L’équipe de Reconnect est allée à la rencontre d’Eric Chatry, président-fondateur de l’association entre 2008 et 2010

Publié par Pierre Laburthe-Tolra

Eric Chatry entouré des porteurs du projet, Pierre Digonnet (à gauche) et Vincent Dallongeville (à droite)

Aujourd’hui président et co-fondateur de l’entreprise « Je rêve d’une maison », Eric Chatry raconte son parcours atypique : passé des multinationales au monde de l’engagement, il a changé de vie pour devenir une figure de l’entreprenariat social à la tête de Reconnect.

Créée en 2008, l’association a fait de la lutte contre l’exclusion numérique sa priorité. Le projet de téléphonie solidaire mis en place par Eric Chatry et développé entre 2008 et 2012 a offert une solution aux difficultés de télécommunications des personnes sans domicile. Depuis 2012, l’association répond à la problématique de la perte des papiers : Reconnect – le cloud solidaire numérise et stocke les documents des personnes en situation de précarité.

Tu travaillais dans le secteur du luxe avant de lancer Reconnect en 2008, quelles étaient tes motivations ?

J’ai travaillé 20 ans chez Danone, l’Oréal, Mc Kinsey puis LVMH. Je gagnais bien ma vie, je voyageais beaucoup, j’occupais une fonction prestigieuse, mais il y a quelque chose qui n’allait pas. Je n’en percevais pas le sens. Quand j’ai démissionné de LVMH en 2008, personne n’a compris. J’avais le sentiment de sortir d’une prison dorée.

Comment s’est passée ton orientation vers le monde associatif ?

Pour la première fois de ma vie, j’ai pris le temps ; c’était libératoire. J’ai eu cette envie d'être disponible pour comprendre l’autre. Je suis allé à la Rampe, une association de soutien aux sans-domiciles fixes en tant que bénévole. Juste le fait d’être là, d’être à l’écoute, d’avoir le sentiment de servir à quelque chose (…) j’ai pris énormément de plaisir à voir l’utilité de ce que je faisais.

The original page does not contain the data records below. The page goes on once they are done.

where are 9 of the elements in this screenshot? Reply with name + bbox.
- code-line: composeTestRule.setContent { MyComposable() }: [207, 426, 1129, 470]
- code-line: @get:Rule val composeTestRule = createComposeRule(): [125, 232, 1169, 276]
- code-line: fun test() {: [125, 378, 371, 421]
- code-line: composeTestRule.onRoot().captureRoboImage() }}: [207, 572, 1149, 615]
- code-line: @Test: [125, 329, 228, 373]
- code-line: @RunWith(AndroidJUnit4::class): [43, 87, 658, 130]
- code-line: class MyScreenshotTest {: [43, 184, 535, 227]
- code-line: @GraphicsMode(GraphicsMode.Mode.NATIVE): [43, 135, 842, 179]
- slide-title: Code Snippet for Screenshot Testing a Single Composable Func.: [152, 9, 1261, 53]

J’y suis retourné une fois, deux fois, cinq fois, dix fois et j’ai beaucoup échangé avec les responsables de l’association. Et puis tu te rends compte que les procédés en place ne sont pas toujours optimaux. J’ai pensé que l’innovation trouverait à s’épanouir dans le fonctionnement associatif.

Pourquoi Reconnect ?

A force de discuter avec les gens, je me suis rendu compte que la problématique majeure était celle de l’isolement. Ces femmes et ces hommes étaient sans doute précaires puisqu’en rupture de liens. Autour de cette idée de lien, j’ai pensé à utiliser les nouvelles technologies pour recréer des liens.

L’isolement social des gens en situation de précarité, c’est juste n’importe quoi

Le service de téléphonie solidaire créé avec Reconnect, c’est quoi ?

Le premier outil de lien, c’est le téléphone, ceux qui en ont le plus besoin ne sont pas joignables, leurs démarches sont fréquemment abandonnées.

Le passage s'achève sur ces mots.